La tradition est installée et maintenant que personne n’est obligé, le plaisir demeure.
La pause « journal de bord » est en fait un moment d’arrêt. On en profite pour fixer les images de son voyage. Lorsque l’on voit tellement de nouvelles choses et qu’on est constamment alimenté par une foule de nouvelles sensations, le moment de l’écriture ou du dessin, parce que l’on peut aussi illustrer ce que l’on voit, est un moment d’arrêt où on peut s’interroger sur ce qu’on aime et ce qu’on aime moins, sur ce qui nous à marqué. Cette « pause » peut se faire le matin, en déjeunant, ou en fin d’après-midi, lorsque l’on se repose sur son lit. Tous les moments sont bons, en fait. Mais, il faut se motiver un peu, ça ne viendra pas tout seul.
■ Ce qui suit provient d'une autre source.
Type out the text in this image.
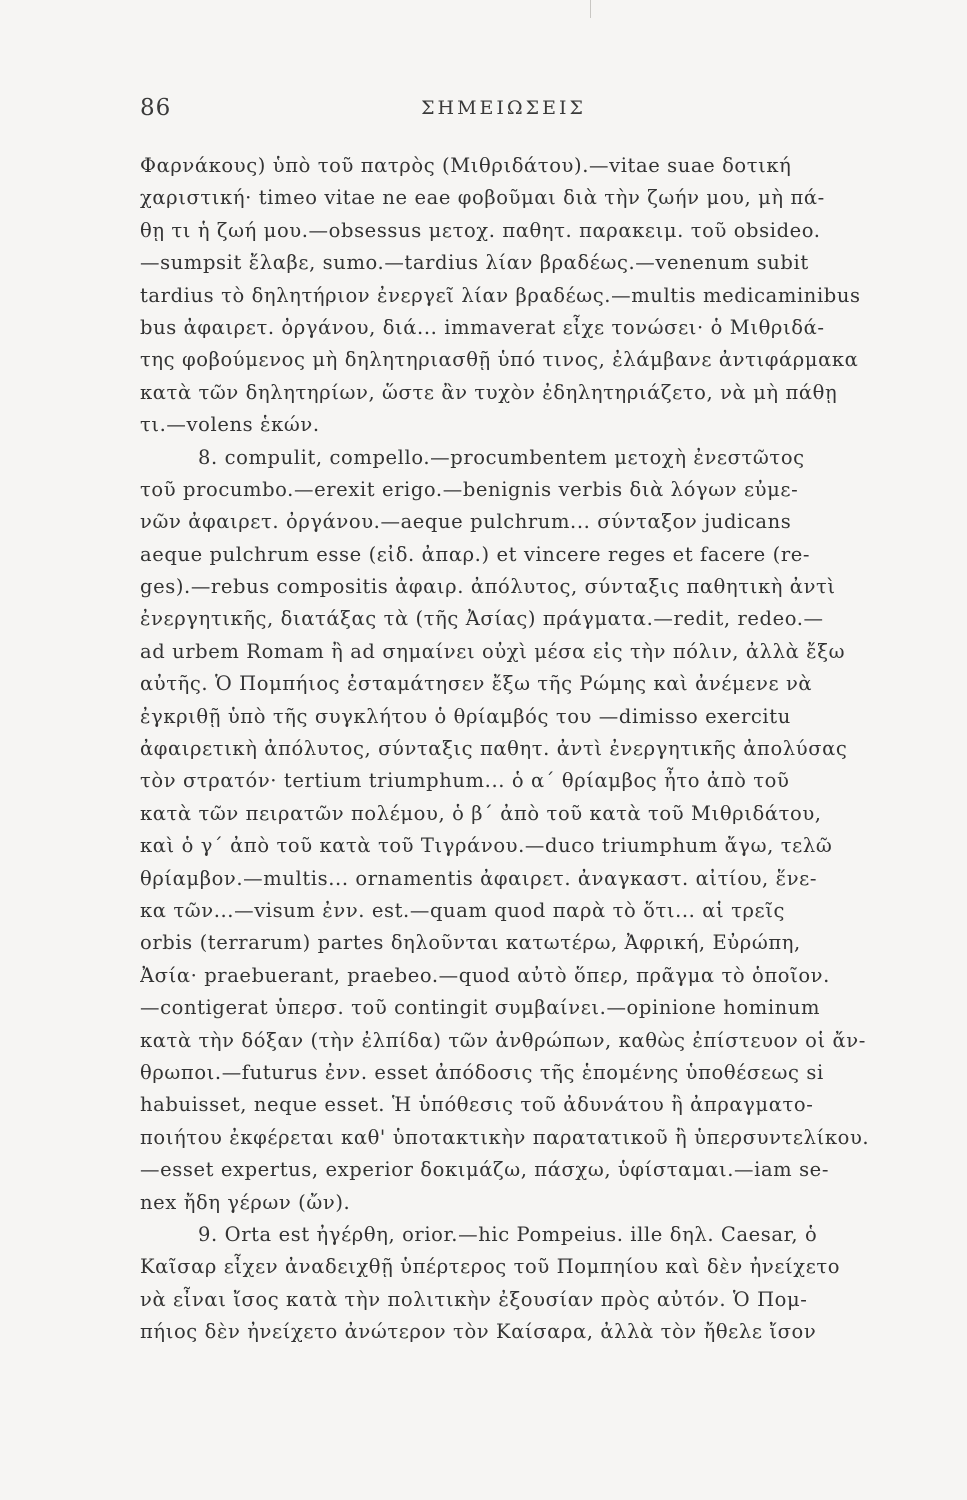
86	ΣΗΜΕΙΩΣΕΙΣ
Φαρνάκους) ὑπὸ τοῦ πατρὸς (Μιθριδάτου).—vitae suae δοτική
χαριστική· timeo vitae ne eae φοβοῦμαι διὰ τὴν ζωήν μου, μὴ πά-
θῃ τι ἡ ζωή μου.—obsessus μετοχ. παθητ. παρακειμ. τοῦ obsideo.
—sumpsit ἔλαβε, sumo.—tardius λίαν βραδέως.—venenum subit
tardius τὸ δηλητήριον ἐνεργεῖ λίαν βραδέως.—multis medicaminibus
bus ἀφαιρετ. ὀργάνου, διά... immaverat εἶχε τονώσει· ὁ Μιθριδά-
της φοβούμενος μὴ δηλητηριασθῇ ὑπό τινος, ἐλάμβανε ἀντιφάρμακα
κατὰ τῶν δηλητηρίων, ὥστε ἂν τυχὸν ἐδηλητηριάζετο, νὰ μὴ πάθῃ
τι.—volens ἑκών.
8. compulit, compello.—procumbentem μετοχὴ ἐνεστῶτος
τοῦ procumbo.—erexit erigo.—benignis verbis διὰ λόγων εὐμε-
νῶν ἀφαιρετ. ὀργάνου.—aeque pulchrum... σύνταξον judicans
aeque pulchrum esse (εἰδ. ἀπαρ.) et vincere reges et facere (re-
ges).—rebus compositis ἀφαιρ. ἀπόλυτος, σύνταξις παθητικὴ ἀντὶ
ἐνεργητικῆς, διατάξας τὰ (τῆς Ἀσίας) πράγματα.—redit, redeo.—
ad urbem Romam ἢ ad σημαίνει οὐχὶ μέσα εἰς τὴν πόλιν, ἀλλὰ ἔξω
αὐτῆς. Ὁ Πομπήιος ἐσταμάτησεν ἔξω τῆς Ρώμης καὶ ἀνέμενε νὰ
ἐγκριθῇ ὑπὸ τῆς συγκλήτου ὁ θρίαμβός του —dimisso exercitu
ἀφαιρετικὴ ἀπόλυτος, σύνταξις παθητ. ἀντὶ ἐνεργητικῆς ἀπολύσας
τὸν στρατόν· tertium triumphum... ὁ α´ θρίαμβος ἦτο ἀπὸ τοῦ
κατὰ τῶν πειρατῶν πολέμου, ὁ β´ ἀπὸ τοῦ κατὰ τοῦ Μιθριδάτου,
καὶ ὁ γ´ ἀπὸ τοῦ κατὰ τοῦ Τιγράνου.—duco triumphum ἄγω, τελῶ
θρίαμβον.—multis... ornamentis ἀφαιρετ. ἀναγκαστ. αἰτίου, ἕνε-
κα τῶν...—visum ἐνν. est.—quam quod παρὰ τὸ ὅτι... αἱ τρεῖς
orbis (terrarum) partes δηλοῦνται κατωτέρω, Ἀφρική, Εὐρώπη,
Ἀσία· praebuerant, praebeo.—quod αὐτὸ ὅπερ, πρᾶγμα τὸ ὁποῖον.
—contigerat ὑπερσ. τοῦ contingit συμβαίνει.—opinione hominum
κατὰ τὴν δόξαν (τὴν ἐλπίδα) τῶν ἀνθρώπων, καθὼς ἐπίστευον οἱ ἄν-
θρωποι.—futurus ἐνν. esset ἀπόδοσις τῆς ἑπομένης ὑποθέσεως si
habuisset, neque esset. Ἡ ὑπόθεσις τοῦ ἀδυνάτου ἢ ἀπραγματο-
ποιήτου ἐκφέρεται καθ' ὑποτακτικὴν παρατατικοῦ ἢ ὑπερσυντελίκου.
—esset expertus, experior δοκιμάζω, πάσχω, ὑφίσταμαι.—iam se-
nex ἤδη γέρων (ὤν).
9. Orta est ἠγέρθη, orior.—hic Pompeius. ille δηλ. Caesar, ὁ
Καῖσαρ εἶχεν ἀναδειχθῇ ὑπέρτερος τοῦ Πομπηίου καὶ δὲν ἠνείχετο
νὰ εἶναι ἴσος κατὰ τὴν πολιτικὴν ἐξουσίαν πρὸς αὐτόν. Ὁ Πομ-
πήιος δὲν ἠνείχετο ἀνώτερον τὸν Καίσαρα, ἀλλὰ τὸν ἤθελε ἴσον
Les extraits que vous voyez retranscrits ici n’existeraient pas sans nos journaux de bord. On oublie vite le nom des villes, des gens. On oublie aussi les pensées que l’on a eues, l’introspection que l’on a faite et les décisions que l’on a prises sur notre vie future. Les voyages provoquent ce genre de réflexions. Notez, notez… vous relirez le tout un jour à l’hospice !
Inde, Jodhpur, 2005
Rosemarie, 12 ans
Je crois que le fait de voyager comme ça avec mes parents me change à la longue. J’adore voyager car c’est comme si mon cerveau allait puiser à la source. La source des vraies images de la vie. J’espère que mon cerveau retiendra toutes ces images le plus longtemps possible. Qu’est ce que je fais ici ? Ma tête
travaille plus fort que d’habitude. Découvrir, apprendre, écouter, retenir, regarder, demander, risquer, décider. Je ne fais pas souvent toutes ces choses à la maison. J’ai aussi appris à me construire un endroit intérieur pour me réfugier quand j’ai peur ou quand je dois me calmer. Il faut garder en mémoire cet endroit
et ne pas l’oublier, car sinon tout est à recommencer. Il n’y a pas plus belle aventure que se découvrir soi-même. Les moines du temple à côté, c’est ça qu’ils font toute leur vie.

Café internet de Quito, Équateur
Le café internet est, pour la nouvelle génération, leur façon de se raconter. Il peut être intéressant de garder les courriels envoyés et de les mettre dans leur journal de bord car ceux-ci constitues une correspondance intéressante. Voici mes deux filles à l’œuvre.
Sri Lanka, Colombo, 2002
Victoria, 5 ans (elle dicteet j’écris pour elle)
Je serai de retour au Canada avec toute ma famille et moi dans quelques heures. Quand on va être à l’aéroport, Mamie et Papi vont venir nous chercher pour aller nous reconduire à notre maison dans la neige. J’ai hâte de revoir mon école. Je m’ennuie aussi de l’ordinateur à Mamie pis de mon chat Copain. J’ai tout aimé au Sri Lanka.
Naturellement plus les enfants vieillissent plus ce qui est couché sur les pages de leur journal de bord demeure secret ou hautement personnel. Je vais tenter d’avoir des extraits de leur dernier voyage en Équateur et je vous reviens avec la réponse.

Ce lobby d’un petit hôtel local de “Banos” Équateur était un endroit inspirant pour s’assoir et couvrir les pages de notre journal de notes et d’histoire de voyage.